お客はなぜ怒るのか? カスハラを生む原因と結果(3/5 ページ)
「お客さまは神様です」――。接客業で深刻化する迷惑行為「カスハラ」の定義や現状、企業と社会が取り組むべき対策を詳しく解説します。
顧客側と企業側から分析
「顧客」と「企業」の関係から見るカスハラ
この問題が日本で特に顕在化している背景には、独特の価値観が存在します。「お客さまは神様」という考え方の誤った解釈と拡大は、その代表例といえるでしょう。海外、とりわけ米国などでは、顧客と企業は対等です。カスタマーハラスメントという造語が和製英語である所以(ゆえん)だと思われます。
「従業員」と「企業」の関係から見るカスハラ
日本では、労働者が自分の権利を主張しにくい文化があります。その文化が、言い換えると「カスハラを受け入れてしまいやすい土壌」になったのではないでしょうか。また、企業が「顧客第一」を優先するあまり、従業員の安全やメンタルヘルスを後回しにする傾向がありました。
いまは人手不足の影響もあり、働く環境へ投資する企業が増えています。カスハラは従業員のメンタルヘルスにマイナスであり、対処しない企業は定着率や採用に悪影響を受けます。
「社会」の態様から見るカスハラ
経済的不安や競争の激化などにより、社会全体でストレスが高まっていることも一因です。
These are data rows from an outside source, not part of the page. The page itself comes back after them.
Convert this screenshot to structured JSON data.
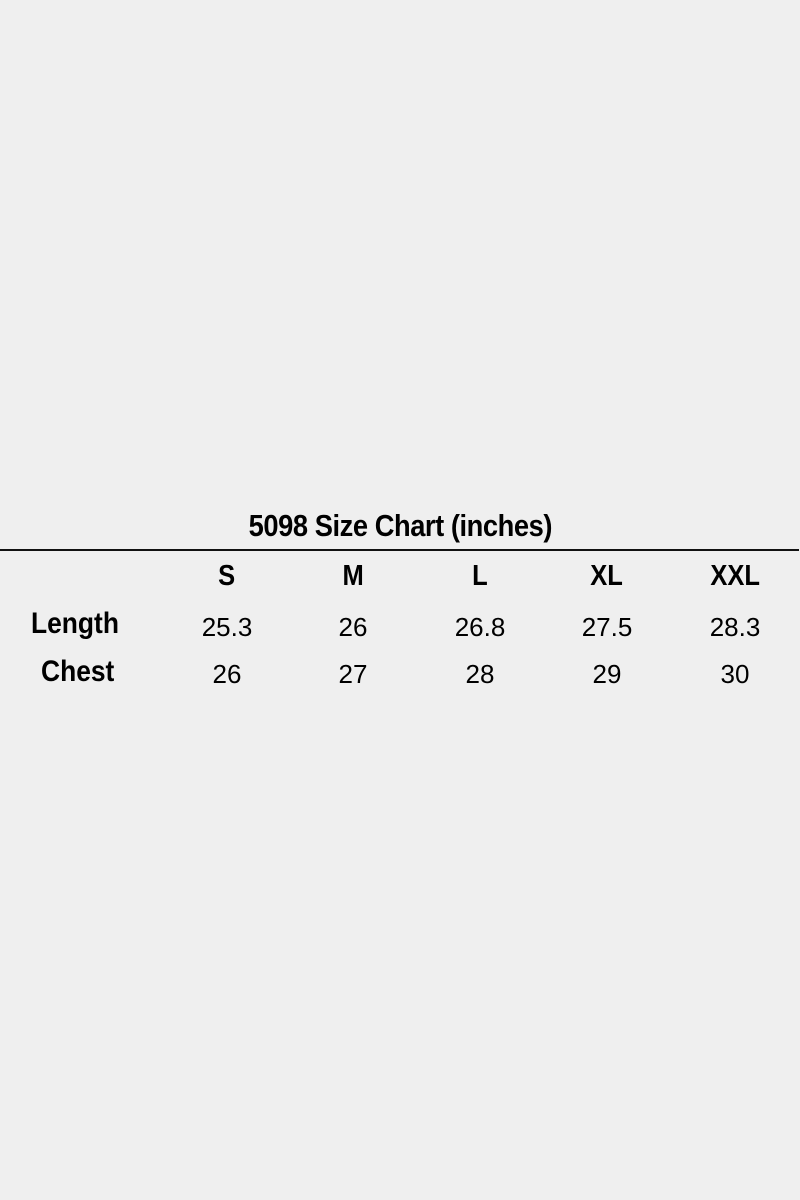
{
  "title": "5098 Size Chart (inches)",
  "columns": [
    "S",
    "M",
    "L",
    "XL",
    "XXL"
  ],
  "rows": [
    {
      "label": "Length",
      "values": [
        "25.3",
        "26",
        "26.8",
        "27.5",
        "28.3"
      ]
    },
    {
      "label": "Chest",
      "values": [
        "26",
        "27",
        "28",
        "29",
        "30"
      ]
    }
  ]
}
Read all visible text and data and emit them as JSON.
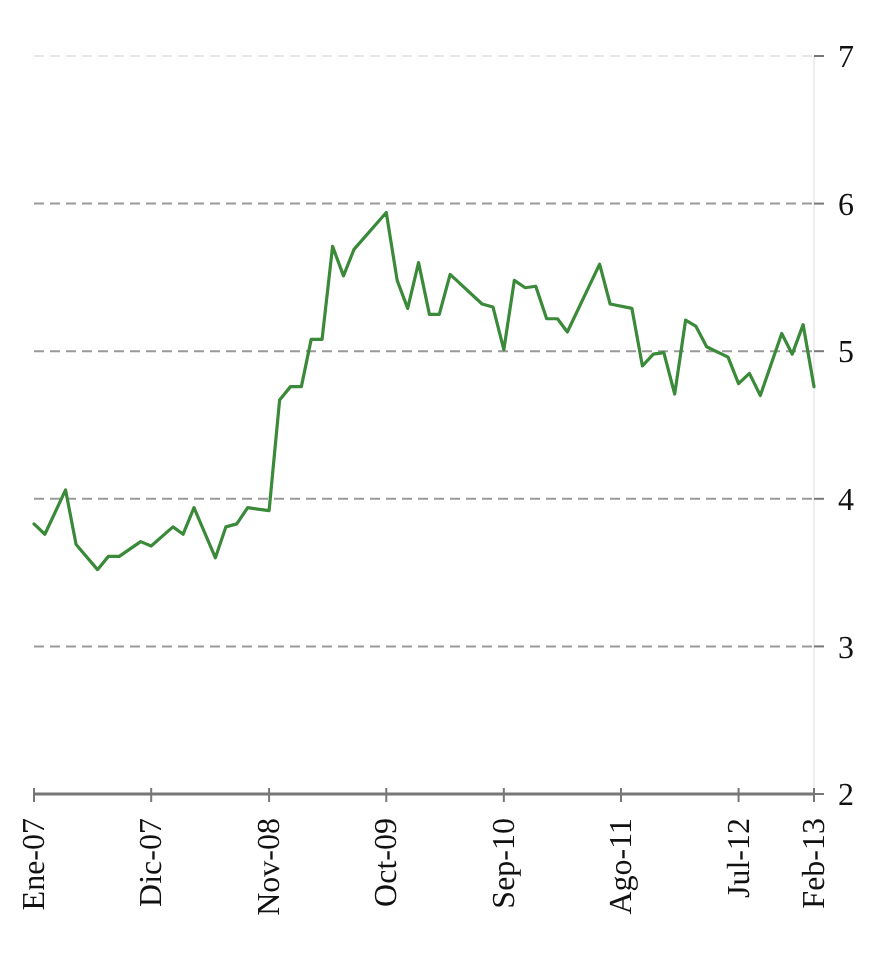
{
  "chart_data": {
    "type": "line",
    "x": [
      "2007-01",
      "2007-02",
      "2007-04",
      "2007-05",
      "2007-07",
      "2007-08",
      "2007-09",
      "2007-11",
      "2007-12",
      "2008-02",
      "2008-03",
      "2008-04",
      "2008-06",
      "2008-07",
      "2008-08",
      "2008-09",
      "2008-11",
      "2008-12",
      "2009-01",
      "2009-02",
      "2009-03",
      "2009-04",
      "2009-05",
      "2009-06",
      "2009-07",
      "2009-10",
      "2009-11",
      "2009-12",
      "2010-01",
      "2010-02",
      "2010-03",
      "2010-04",
      "2010-07",
      "2010-08",
      "2010-09",
      "2010-10",
      "2010-11",
      "2010-12",
      "2011-01",
      "2011-02",
      "2011-03",
      "2011-06",
      "2011-07",
      "2011-09",
      "2011-10",
      "2011-11",
      "2011-12",
      "2012-01",
      "2012-02",
      "2012-03",
      "2012-04",
      "2012-06",
      "2012-07",
      "2012-08",
      "2012-09",
      "2012-11",
      "2012-12",
      "2013-01",
      "2013-02"
    ],
    "series": [
      {
        "color": "#3a8a3a",
        "values": [
          3.83,
          3.76,
          4.06,
          3.69,
          3.52,
          3.61,
          3.61,
          3.71,
          3.68,
          3.81,
          3.76,
          3.94,
          3.6,
          3.81,
          3.83,
          3.94,
          3.92,
          4.67,
          4.76,
          4.76,
          5.08,
          5.08,
          5.71,
          5.51,
          5.69,
          5.94,
          5.48,
          5.29,
          5.6,
          5.25,
          5.25,
          5.52,
          5.32,
          5.3,
          5.01,
          5.48,
          5.43,
          5.44,
          5.22,
          5.22,
          5.13,
          5.59,
          5.32,
          5.29,
          4.9,
          4.98,
          4.99,
          4.71,
          5.21,
          5.17,
          5.03,
          4.96,
          4.78,
          4.85,
          4.7,
          5.12,
          4.98,
          5.18,
          4.76
        ]
      }
    ],
    "xlim": [
      "2007-01",
      "2013-02"
    ],
    "xticks": [
      {
        "value": "2007-01",
        "label": "Ene-07"
      },
      {
        "value": "2007-12",
        "label": "Dic-07"
      },
      {
        "value": "2008-11",
        "label": "Nov-08"
      },
      {
        "value": "2009-10",
        "label": "Oct-09"
      },
      {
        "value": "2010-09",
        "label": "Sep-10"
      },
      {
        "value": "2011-08",
        "label": "Ago-11"
      },
      {
        "value": "2012-07",
        "label": "Jul-12"
      },
      {
        "value": "2013-02",
        "label": "Feb-13"
      }
    ],
    "ylim": [
      2,
      7
    ],
    "yticks": [
      2,
      3,
      4,
      5,
      6,
      7
    ],
    "grid": "y",
    "marker": "none",
    "line_style": "solid"
  }
}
エス・ピー・ネットワーク社(東京都杉並区)の「カスハラ」に関する調査を見ると、加害者側の8割が男性、4割が50代という結果も出ています(参照リンク)。不安や憤りを感じやすい傾向が、もしかしたら年代という区切りでも存在しているのかもしれません。
また、社会全体として、清廉潔白を求める風潮は年々強くなっています。つまり、ミスや間違いに対する不寛容な雰囲気と、それらを指摘して(ときには晒してもいい)という空気はカスハラを助長しているかもしれません。